New York Galleries Can Now Legally Reopen for Business by Appointment. Here’s What You Can Expect If You Visit One
Wear a mask and expect some dealers to ask for your contact-tracing information.
On Monday, June 8, New York City entered phase one of Governor Andrew Cuomo’s four-phase reopening plan, becoming the last region in the state to do so.
For the first time since mid-March, art dealers in the city were allowed to resume in-person business, albeit in a drastically different fashion. “Delivery, curbside, and in-store pick-up service only” were the blanket orders issued by the state to those businesses (including ones in the construction, manufacturing, and wholesale supply sectors) that were allowed to resume operations.
Yet neither the Art Dealers Association of America nor the New Art Dealers Alliance are encouraging a specific phase-one approach for dealers. Asked whether they noticed any trends among galleries that were reopening, spokespeople for both trade groups said dealers were simply doing what made sense to them.
And some are indeed reopening.
On June 16, Postmasters in Tribeca reopened by appointment, inviting visitors in for the first since March 13, when much of the city closed down just one day before the gallery planned to open two new shows.
Those two shows—a solo exhibition of photographs by Puerto Rican artist Ruben Natal-San Miguel and an experiential, two-person mashup of historical works tackling notions of political power by Joseph Beuys and Serkan Özkaya—are now going on view.
“We are opening the shows for the audience that may want the experience,” Magda Sawon, co-founder of Postmasters, tells Artnet News, noting that the primary motivation is “not necessarily to sell stuff.”
The gallery has a nine-foot-long table for socially-distanced sit-downs with potential clients, and masks and hand sanitizer on deck for those in need. It also requires people to leave their personal information should contact tracing be necessary.
“This is for everybody’s safety and health, rather than a calculated effort to build a bigger rolodex to harass people for sales,” Sawon says.
As for reopening for walk-ins, Sawon says “we will reopen immediately when allowed.” (In April, she penned an op-ed for Artnet News explaining why small and midsized galleries like hers would survive this moment.)
Slag Gallery in Chelsea, meanwhile, which has been open by appointment since April 21, has embraced similar measures. A sign hanging on the door to the space states that masks are mandatory and available for those who need one.

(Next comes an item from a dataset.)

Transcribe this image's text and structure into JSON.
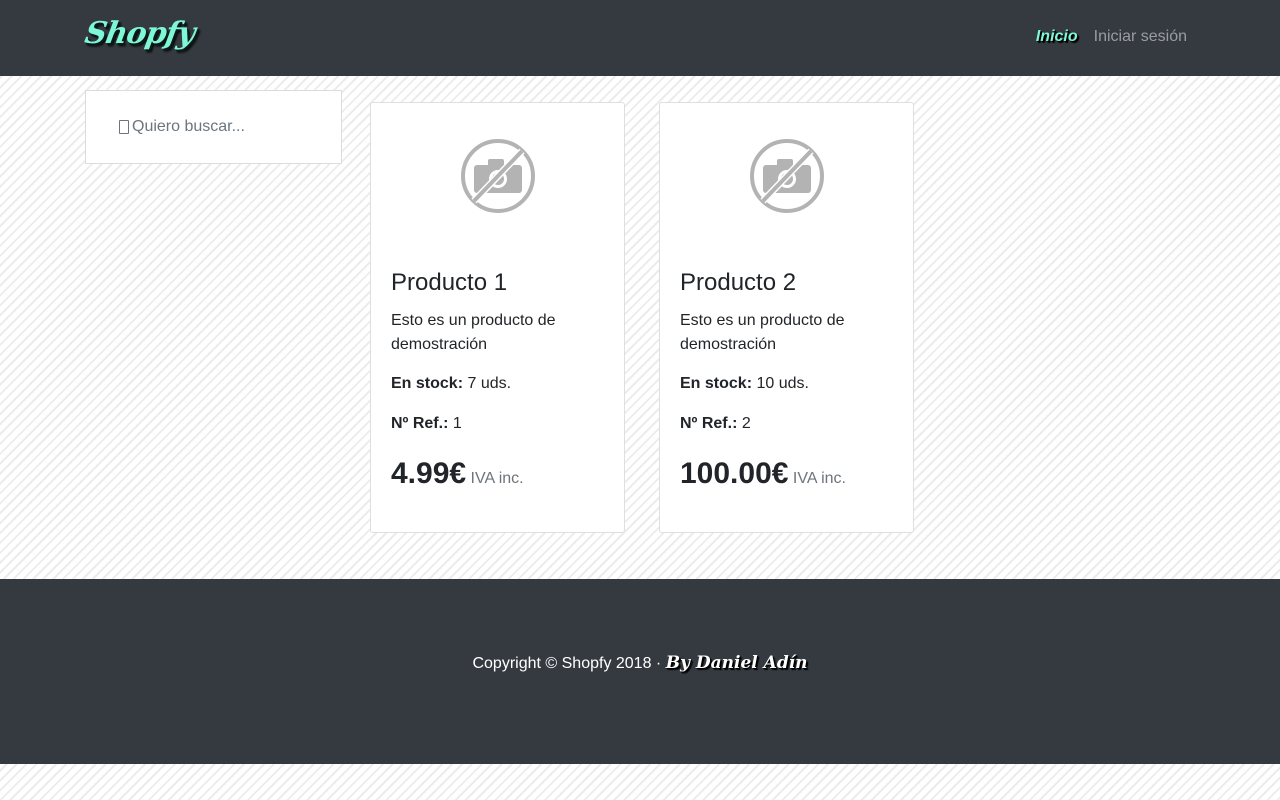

The gallery’s director, Irina Protopopescu, records the dates and visiting times of everyone who enters, and says she will continue to do so even as more people are allowed in.
“I hope that in July we will be able to accommodate up to 10 to 15 visitors at a time, if only by [appointment],” Protopopescu says. “In terms of social distancing, 10 to 15 people seems to be a feasible number for the size of my space.”
Some galleries are just focused on their internal operations. David Zwirner has a “very small selection staff back and working in [his] New York galleries,” according to a spokesperson, but the space is not yet open to visitors.
The gallery hopes to reopen in a limited capacity during phase two, when a wider range of businesses will be allowed to resume operations, and small venues can welcome visitors at 25 percent capacity. Zwirner is hoping to open his New York spaces in a limited capacity during phase two.
(The dealer’s locations in Hong Kong and London opened for appointment on May 5 and June 15, respectively; his Paris gallery opened to the public on May 23 and encourages, but does not require, an appointment.)
Dealer Sean Kelly, for his part, is in no rush, opting instead to double down on digital programming.
“We have learned a great deal during this time, and recognize the traditional gallery model may not be an option for a while,” he tells Artnet News. He did not say whether he had a target reopening date in mind.